Qualche novità potrebbe arrivare però a breve visto che tra la fine di questa e l’inizio della prossima settimana un tavolo tecnico verrà convocato per analizzare l’attuale quadro epidemiologico venutosi a creare con il crescere della variante delta. Anche perché, alla luce del progredire delle vaccinazioni, sale anche il pressing delle Regioni che chiedono una revisione dei parametri che tenga conto di questo nuovo elemento. Dopo diverse settimane con l’intero Paese in zona bianca, con gli attuali parametri tornano ora a rischio zona gialla quattro regioni: Abruzzo, Campania, Marche e Sicilia. Tra le ipotesi in campo sembra ci sia la possibilità di estendere il ‘limite’ per la zona bianca dagli attuali 50 a 150 casi ogni 100 mila abitanti in modo da evitare l’introduzione di nuove restrizioni durante il periodo estivo, preservando così le attività turistiche.

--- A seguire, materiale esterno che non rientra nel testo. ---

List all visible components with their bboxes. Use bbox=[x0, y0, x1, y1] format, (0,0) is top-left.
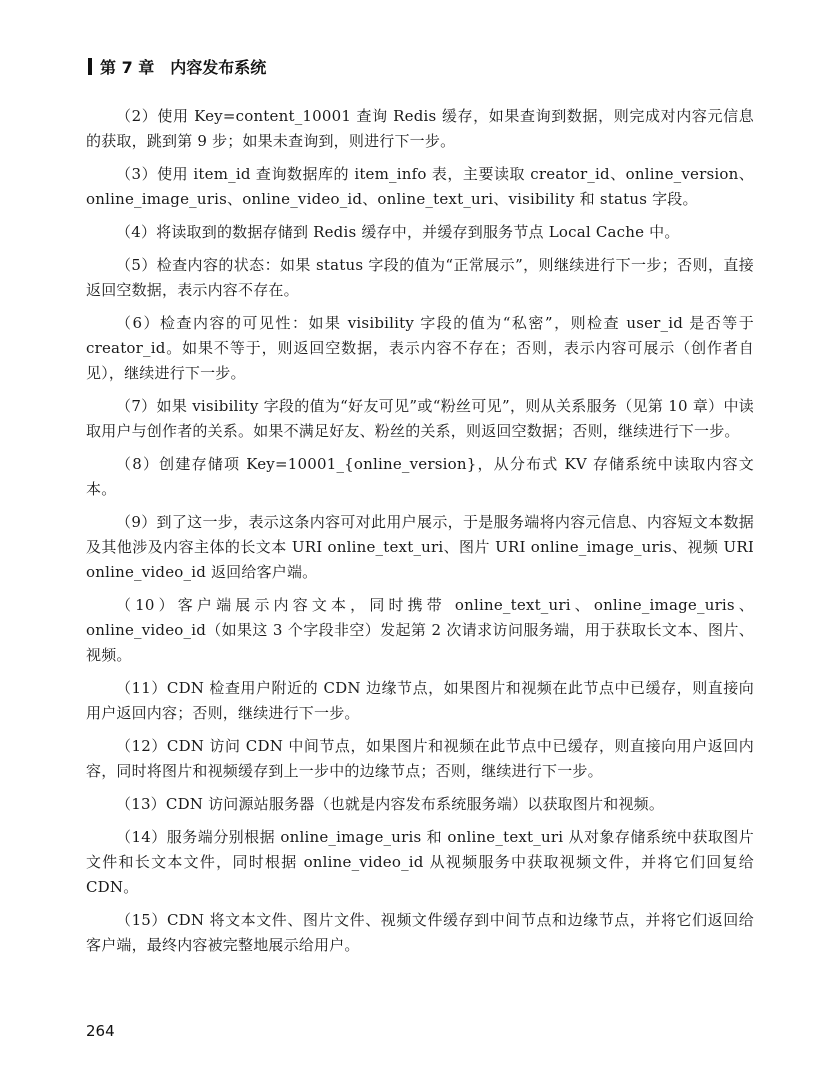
paragraph-step-10: （10）客户端展示内容文本，同时携带 online_text_uri、online_image_uris、online_video_id（如果这 3 个字段非空）发起第 2 次请求访问服务端，用于获取长文本、图片、视频。 bbox=[86, 596, 754, 664]
chapter-number: 第 7 章 bbox=[100, 58, 155, 77]
paragraph-step-15: （15）CDN 将文本文件、图片文件、视频文件缓存到中间节点和边缘节点，并将它们返回给客户端，最终内容被完整地展示给用户。 bbox=[86, 911, 754, 954]
header-bar-mark bbox=[88, 58, 92, 75]
paragraph-step-12: （12）CDN 访问 CDN 中间节点，如果图片和视频在此节点中已缓存，则直接向用户返回内容，同时将图片和视频缓存到上一步中的边缘节点；否则，继续进行下一步。 bbox=[86, 737, 754, 780]
running-header bbox=[88, 55, 266, 78]
page-number: 264 bbox=[86, 1022, 115, 1040]
paragraph-step-11: （11）CDN 检查用户附近的 CDN 边缘节点，如果图片和视频在此节点中已缓存，则直接向用户返回内容；否则，继续进行下一步。 bbox=[86, 679, 754, 722]
paragraph-step-6: （6）检查内容的可见性：如果 visibility 字段的值为“私密”，则检查 user_id 是否等于 creator_id。如果不等于，则返回空数据，表示内容不存在；否则，表示内容可展示（创作者自见），继续进行下一步。 bbox=[86, 314, 754, 382]
paragraph-step-3: （3）使用 item_id 查询数据库的 item_info 表，主要读取 creator_id、online_version、online_image_uris、online_video_id、online_text_uri、visibility 和 status 字段。 bbox=[86, 165, 754, 208]
paragraph-step-14: （14）服务端分别根据 online_image_uris 和 online_text_uri 从对象存储系统中获取图片文件和长文本文件，同时根据 online_video_id 从视频服务中获取视频文件，并将它们回复给 CDN。 bbox=[86, 828, 754, 896]
paragraph-step-13: （13）CDN 访问源站服务器（也就是内容发布系统服务端）以获取图片和视频。 bbox=[116, 795, 665, 813]
paragraph-step-9: （9）到了这一步，表示这条内容可对此用户展示，于是服务端将内容元信息、内容短文本数据及其他涉及内容主体的长文本 URI online_text_uri、图片 URI online_image_uris、视频 URI online_video_id 返回给客户端。 bbox=[86, 513, 754, 581]
paragraph-step-8: （8）创建存储项 Key=10001_{online_version}，从分布式 KV 存储系统中读取内容文本。 bbox=[86, 455, 754, 498]
paragraph-step-7: （7）如果 visibility 字段的值为“好友可见”或“粉丝可见”，则从关系服务（见第 10 章）中读取用户与创作者的关系。如果不满足好友、粉丝的关系，则返回空数据；否则，继续进行下一步。 bbox=[86, 397, 754, 440]
page-body bbox=[86, 104, 754, 966]
paragraph-step-4: （4）将读取到的数据存储到 Redis 缓存中，并缓存到服务节点 Local Cache 中。 bbox=[116, 223, 680, 241]
paragraph-step-5: （5）检查内容的状态：如果 status 字段的值为“正常展示”，则继续进行下一步；否则，直接返回空数据，表示内容不存在。 bbox=[86, 256, 754, 299]
paragraph-step-2: （2）使用 Key=content_10001 查询 Redis 缓存，如果查询到数据，则完成对内容元信息的获取，跳到第 9 步；如果未查询到，则进行下一步。 bbox=[86, 107, 754, 150]
chapter-title: 内容发布系统 bbox=[170, 58, 267, 77]
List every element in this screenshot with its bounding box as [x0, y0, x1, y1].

Questa decisione, anche alla luce dell’apertura dell’apertura da parte del Ministero della Salute, potrebbe però trovare come ‘contrappeso’ anche da noi un utilizzo più stringente del green pass. Ci sarà poi capire se il pass in Italia resterà attivo già dopo 15 giorni dalla prima somministrazione così come avviene oggi sulla base di quanto previsto dal Decreto riaperture dello scorso maggio o se, come ventilato da alcune settimane, si possa virare per un suo rilascio solo dopo la seconda visto che le nuove evidenze sembrano dimostrare un’efficacia solo parziale di una singola dose di vaccino per contrastare la variante delta. L’unica cosa certa è che l’attuale strategia attendista dell’Italia non potrà durare ancora a lungo.